Co-ops are part of the Affordable Care Act. The Nevada Health CO-OP received $65.9 million in federal loans to launch in 2012. The idea behind co-ops is to create member-run, nonprofit insurers to compete with existing carriers. Bond said the co-op has written 37 percent of the Nevada exchange’s business so far, besting the system’s three other insurers — UnitedHealthcare, Anthem and Saint Mary’s. But, that big share might not be enough, she said.

“We believe there’s a very poor prognosis for the last five weeks (of enrollment),” Bond added. “The goal was 118,000, and our numbers are based on those early projections. The viability of our startup depends on the exchange being able to get those numbers up. We’re in the same boat as many consumers. We’re depending on the exchange for health coverage and for our entity to survive.”

Bond said the co-op is having trouble getting accurate lists of pending enrollees back through January. Nor are new members receiving insurance cards. Also, the co-op’s business model requires it to direct patients to the right providers for preventive care, which isn’t currently possible.

“We have patients who are frustrated at the co-op for things created by the exchange, and that’s draining resources away from our ability to proactively manage new members,” Bond said.

Xerox representatives said at the meeting that they would sit down with Bond to discuss the co-op’s concerns in more detail.

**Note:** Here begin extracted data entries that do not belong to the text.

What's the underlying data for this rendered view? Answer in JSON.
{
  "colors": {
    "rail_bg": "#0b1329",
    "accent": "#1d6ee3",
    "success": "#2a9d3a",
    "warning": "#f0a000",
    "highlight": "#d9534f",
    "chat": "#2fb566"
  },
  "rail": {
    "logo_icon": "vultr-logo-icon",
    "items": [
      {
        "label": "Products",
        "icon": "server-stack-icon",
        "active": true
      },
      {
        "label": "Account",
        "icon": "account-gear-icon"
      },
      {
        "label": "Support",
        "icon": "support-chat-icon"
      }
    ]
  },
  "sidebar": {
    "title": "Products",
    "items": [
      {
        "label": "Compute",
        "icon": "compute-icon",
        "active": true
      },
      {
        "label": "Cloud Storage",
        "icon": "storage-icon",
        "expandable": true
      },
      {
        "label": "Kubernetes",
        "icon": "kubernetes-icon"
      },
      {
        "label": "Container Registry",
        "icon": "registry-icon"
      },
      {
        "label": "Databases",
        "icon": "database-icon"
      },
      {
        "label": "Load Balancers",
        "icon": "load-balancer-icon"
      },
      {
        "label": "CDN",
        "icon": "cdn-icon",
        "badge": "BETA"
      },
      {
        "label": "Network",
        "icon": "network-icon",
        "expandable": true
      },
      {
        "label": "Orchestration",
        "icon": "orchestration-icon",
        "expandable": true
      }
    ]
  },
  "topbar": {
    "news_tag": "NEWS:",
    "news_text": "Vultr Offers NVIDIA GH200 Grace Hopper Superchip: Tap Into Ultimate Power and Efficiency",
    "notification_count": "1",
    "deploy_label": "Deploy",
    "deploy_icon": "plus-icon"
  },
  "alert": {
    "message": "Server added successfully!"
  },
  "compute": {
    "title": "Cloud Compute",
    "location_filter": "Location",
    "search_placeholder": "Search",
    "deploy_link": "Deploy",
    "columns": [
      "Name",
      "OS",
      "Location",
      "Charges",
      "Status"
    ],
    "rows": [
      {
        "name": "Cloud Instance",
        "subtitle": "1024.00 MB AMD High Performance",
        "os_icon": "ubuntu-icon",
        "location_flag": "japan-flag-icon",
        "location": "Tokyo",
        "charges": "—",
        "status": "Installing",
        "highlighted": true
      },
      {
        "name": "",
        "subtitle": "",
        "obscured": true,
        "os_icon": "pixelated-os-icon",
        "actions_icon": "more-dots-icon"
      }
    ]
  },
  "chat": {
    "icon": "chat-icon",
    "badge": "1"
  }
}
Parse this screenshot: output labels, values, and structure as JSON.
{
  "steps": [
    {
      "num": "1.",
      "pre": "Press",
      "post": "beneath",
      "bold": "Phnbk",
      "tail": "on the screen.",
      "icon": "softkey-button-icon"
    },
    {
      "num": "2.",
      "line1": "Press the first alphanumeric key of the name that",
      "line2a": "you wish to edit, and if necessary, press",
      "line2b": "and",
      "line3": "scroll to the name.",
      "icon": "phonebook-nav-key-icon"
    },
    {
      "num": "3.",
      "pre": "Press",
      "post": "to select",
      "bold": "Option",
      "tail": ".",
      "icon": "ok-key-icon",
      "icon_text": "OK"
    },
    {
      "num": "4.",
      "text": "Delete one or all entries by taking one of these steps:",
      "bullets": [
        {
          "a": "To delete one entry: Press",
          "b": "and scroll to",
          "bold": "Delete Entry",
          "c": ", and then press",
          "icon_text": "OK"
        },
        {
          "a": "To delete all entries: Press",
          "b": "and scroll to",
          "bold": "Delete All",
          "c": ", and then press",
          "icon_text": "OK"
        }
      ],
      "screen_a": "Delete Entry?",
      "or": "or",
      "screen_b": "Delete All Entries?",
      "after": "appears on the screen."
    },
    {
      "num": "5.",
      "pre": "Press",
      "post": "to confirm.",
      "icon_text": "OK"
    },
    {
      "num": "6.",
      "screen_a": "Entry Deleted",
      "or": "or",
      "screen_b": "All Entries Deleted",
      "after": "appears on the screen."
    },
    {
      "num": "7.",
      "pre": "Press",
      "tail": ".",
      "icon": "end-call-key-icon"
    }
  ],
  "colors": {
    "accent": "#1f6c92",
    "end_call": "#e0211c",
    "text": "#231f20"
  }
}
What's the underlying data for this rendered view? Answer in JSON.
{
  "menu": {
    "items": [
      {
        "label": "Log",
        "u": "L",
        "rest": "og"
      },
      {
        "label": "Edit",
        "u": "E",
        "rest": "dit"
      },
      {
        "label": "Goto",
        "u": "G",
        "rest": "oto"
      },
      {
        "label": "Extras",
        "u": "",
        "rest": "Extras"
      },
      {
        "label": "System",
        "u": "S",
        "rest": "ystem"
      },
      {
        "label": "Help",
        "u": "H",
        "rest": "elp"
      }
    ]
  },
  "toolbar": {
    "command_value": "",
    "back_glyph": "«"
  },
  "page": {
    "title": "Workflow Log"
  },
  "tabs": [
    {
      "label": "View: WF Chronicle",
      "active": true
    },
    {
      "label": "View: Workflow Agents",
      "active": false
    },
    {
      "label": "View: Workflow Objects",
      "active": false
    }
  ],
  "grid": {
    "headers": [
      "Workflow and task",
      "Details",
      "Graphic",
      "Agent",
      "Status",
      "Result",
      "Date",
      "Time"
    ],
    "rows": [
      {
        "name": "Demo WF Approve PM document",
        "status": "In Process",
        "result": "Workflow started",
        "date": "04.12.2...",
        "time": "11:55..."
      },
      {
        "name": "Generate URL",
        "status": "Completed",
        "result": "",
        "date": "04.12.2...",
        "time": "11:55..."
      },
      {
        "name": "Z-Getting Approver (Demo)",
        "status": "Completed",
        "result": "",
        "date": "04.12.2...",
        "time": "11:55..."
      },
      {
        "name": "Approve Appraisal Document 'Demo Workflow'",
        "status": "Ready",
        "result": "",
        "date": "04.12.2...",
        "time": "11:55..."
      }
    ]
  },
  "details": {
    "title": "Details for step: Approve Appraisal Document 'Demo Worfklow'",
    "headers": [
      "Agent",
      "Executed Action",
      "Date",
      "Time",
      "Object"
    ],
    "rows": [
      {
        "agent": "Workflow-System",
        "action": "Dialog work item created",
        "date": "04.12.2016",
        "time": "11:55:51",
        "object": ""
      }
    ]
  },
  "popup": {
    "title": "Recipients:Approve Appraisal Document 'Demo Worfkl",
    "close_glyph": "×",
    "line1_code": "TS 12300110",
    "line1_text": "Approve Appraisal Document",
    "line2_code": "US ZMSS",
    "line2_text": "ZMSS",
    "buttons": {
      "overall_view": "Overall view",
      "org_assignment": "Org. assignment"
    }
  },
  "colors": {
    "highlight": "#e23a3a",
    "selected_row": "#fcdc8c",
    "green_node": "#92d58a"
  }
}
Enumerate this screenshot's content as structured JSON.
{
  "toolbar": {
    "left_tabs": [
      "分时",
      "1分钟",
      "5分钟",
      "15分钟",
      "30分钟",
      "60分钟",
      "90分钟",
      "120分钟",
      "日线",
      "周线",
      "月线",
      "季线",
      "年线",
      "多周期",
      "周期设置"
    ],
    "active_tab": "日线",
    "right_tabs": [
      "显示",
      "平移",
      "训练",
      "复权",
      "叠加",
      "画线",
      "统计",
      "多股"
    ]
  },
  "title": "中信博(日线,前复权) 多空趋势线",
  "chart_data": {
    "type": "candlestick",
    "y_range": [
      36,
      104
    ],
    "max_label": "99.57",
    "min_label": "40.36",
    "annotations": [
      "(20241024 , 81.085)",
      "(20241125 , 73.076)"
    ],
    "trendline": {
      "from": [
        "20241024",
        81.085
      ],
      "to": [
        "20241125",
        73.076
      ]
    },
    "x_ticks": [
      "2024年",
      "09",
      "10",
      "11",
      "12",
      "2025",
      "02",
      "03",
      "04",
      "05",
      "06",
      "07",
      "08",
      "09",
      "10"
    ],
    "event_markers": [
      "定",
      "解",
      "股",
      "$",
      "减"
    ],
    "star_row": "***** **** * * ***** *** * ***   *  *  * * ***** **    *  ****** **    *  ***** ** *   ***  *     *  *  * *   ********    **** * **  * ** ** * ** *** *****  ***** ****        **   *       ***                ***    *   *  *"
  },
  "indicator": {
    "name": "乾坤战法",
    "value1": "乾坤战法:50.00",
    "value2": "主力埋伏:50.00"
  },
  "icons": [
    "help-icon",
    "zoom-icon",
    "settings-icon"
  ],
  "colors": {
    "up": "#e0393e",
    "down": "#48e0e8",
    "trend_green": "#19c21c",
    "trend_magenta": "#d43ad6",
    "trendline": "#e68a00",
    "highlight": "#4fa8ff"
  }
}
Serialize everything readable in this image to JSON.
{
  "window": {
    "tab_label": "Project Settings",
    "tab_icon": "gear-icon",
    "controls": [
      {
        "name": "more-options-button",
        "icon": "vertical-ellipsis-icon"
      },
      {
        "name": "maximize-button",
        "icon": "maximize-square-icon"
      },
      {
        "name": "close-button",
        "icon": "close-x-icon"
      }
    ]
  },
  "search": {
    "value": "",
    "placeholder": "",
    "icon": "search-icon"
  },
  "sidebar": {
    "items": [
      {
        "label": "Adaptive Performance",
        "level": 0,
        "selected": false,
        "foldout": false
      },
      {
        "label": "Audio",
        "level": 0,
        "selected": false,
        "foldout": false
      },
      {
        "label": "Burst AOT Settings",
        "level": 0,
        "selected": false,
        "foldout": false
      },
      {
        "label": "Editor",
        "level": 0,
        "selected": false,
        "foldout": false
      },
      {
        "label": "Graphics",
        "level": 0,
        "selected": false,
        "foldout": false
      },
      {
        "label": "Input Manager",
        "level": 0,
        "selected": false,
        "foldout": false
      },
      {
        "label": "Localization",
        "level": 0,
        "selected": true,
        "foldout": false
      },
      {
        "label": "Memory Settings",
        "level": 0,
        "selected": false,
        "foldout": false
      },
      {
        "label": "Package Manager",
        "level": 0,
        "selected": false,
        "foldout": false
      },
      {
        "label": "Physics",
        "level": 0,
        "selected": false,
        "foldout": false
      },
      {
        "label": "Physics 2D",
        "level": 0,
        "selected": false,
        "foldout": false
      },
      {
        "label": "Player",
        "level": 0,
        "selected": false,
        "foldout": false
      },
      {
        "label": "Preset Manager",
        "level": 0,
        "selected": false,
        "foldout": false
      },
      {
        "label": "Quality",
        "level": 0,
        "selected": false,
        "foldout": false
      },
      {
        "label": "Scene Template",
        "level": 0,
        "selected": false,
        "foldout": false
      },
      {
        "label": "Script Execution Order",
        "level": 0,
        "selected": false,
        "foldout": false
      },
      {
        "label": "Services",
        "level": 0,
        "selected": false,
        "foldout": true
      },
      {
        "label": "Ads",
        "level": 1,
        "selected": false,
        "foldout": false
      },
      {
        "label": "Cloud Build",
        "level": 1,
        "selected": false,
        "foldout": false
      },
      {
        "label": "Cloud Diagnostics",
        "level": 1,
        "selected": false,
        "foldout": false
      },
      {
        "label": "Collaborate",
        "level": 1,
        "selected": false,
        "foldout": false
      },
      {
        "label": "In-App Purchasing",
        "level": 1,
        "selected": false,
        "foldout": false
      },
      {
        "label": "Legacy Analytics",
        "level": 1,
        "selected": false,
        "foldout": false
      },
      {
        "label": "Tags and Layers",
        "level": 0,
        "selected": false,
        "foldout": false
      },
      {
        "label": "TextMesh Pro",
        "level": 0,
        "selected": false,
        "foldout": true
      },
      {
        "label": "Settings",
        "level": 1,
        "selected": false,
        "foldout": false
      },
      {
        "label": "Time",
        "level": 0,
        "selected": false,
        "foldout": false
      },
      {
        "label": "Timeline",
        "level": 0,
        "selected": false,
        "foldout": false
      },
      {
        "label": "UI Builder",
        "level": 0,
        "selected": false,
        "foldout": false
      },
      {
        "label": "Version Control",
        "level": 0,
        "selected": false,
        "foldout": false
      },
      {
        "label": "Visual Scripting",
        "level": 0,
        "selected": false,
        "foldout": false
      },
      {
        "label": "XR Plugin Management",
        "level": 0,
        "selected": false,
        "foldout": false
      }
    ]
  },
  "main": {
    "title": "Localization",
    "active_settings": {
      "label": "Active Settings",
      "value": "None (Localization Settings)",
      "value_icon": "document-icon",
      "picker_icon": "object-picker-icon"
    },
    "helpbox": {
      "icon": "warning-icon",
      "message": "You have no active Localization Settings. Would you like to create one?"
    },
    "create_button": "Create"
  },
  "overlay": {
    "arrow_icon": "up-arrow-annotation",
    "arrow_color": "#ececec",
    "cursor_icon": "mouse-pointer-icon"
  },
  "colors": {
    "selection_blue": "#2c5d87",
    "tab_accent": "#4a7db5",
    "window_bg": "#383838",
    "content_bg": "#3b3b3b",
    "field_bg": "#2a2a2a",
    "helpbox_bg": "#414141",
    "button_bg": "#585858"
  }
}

They also told state officials that they’ve added enough workers to slash the exchange’s call center wait times from 10 minutes last week to less than a minute on Thursday. They said they’ve responded to nearly 5,000 of the more than 30,000 consumer emails, letters and other correspondence backlogged as of Feb. 13. They have patched 48 of the 182 “high-priority production fixes” the website needed. And they described an “outreach campaign” to try to enroll the 60,000 consumers who did not sign up for an exchange plan even after the site deemed them eligible to buy.

Enrollment numbers have improved, they added, with paid sign-ups increasing 22 percent, to 18,255, from Jan. 31 to Feb. 19.

The Review-Journal also confirmed Friday that a second exchange official plans to leave the agency. Information Technology Officer George McNeil has accepted a job with an IT consulting company. Feb. 28 is his last day, exchange spokesman CJ Bawden said.

Executive Director Jon Hager announced Thursday that he would leave the exchange March 14 to pursue other opportunities.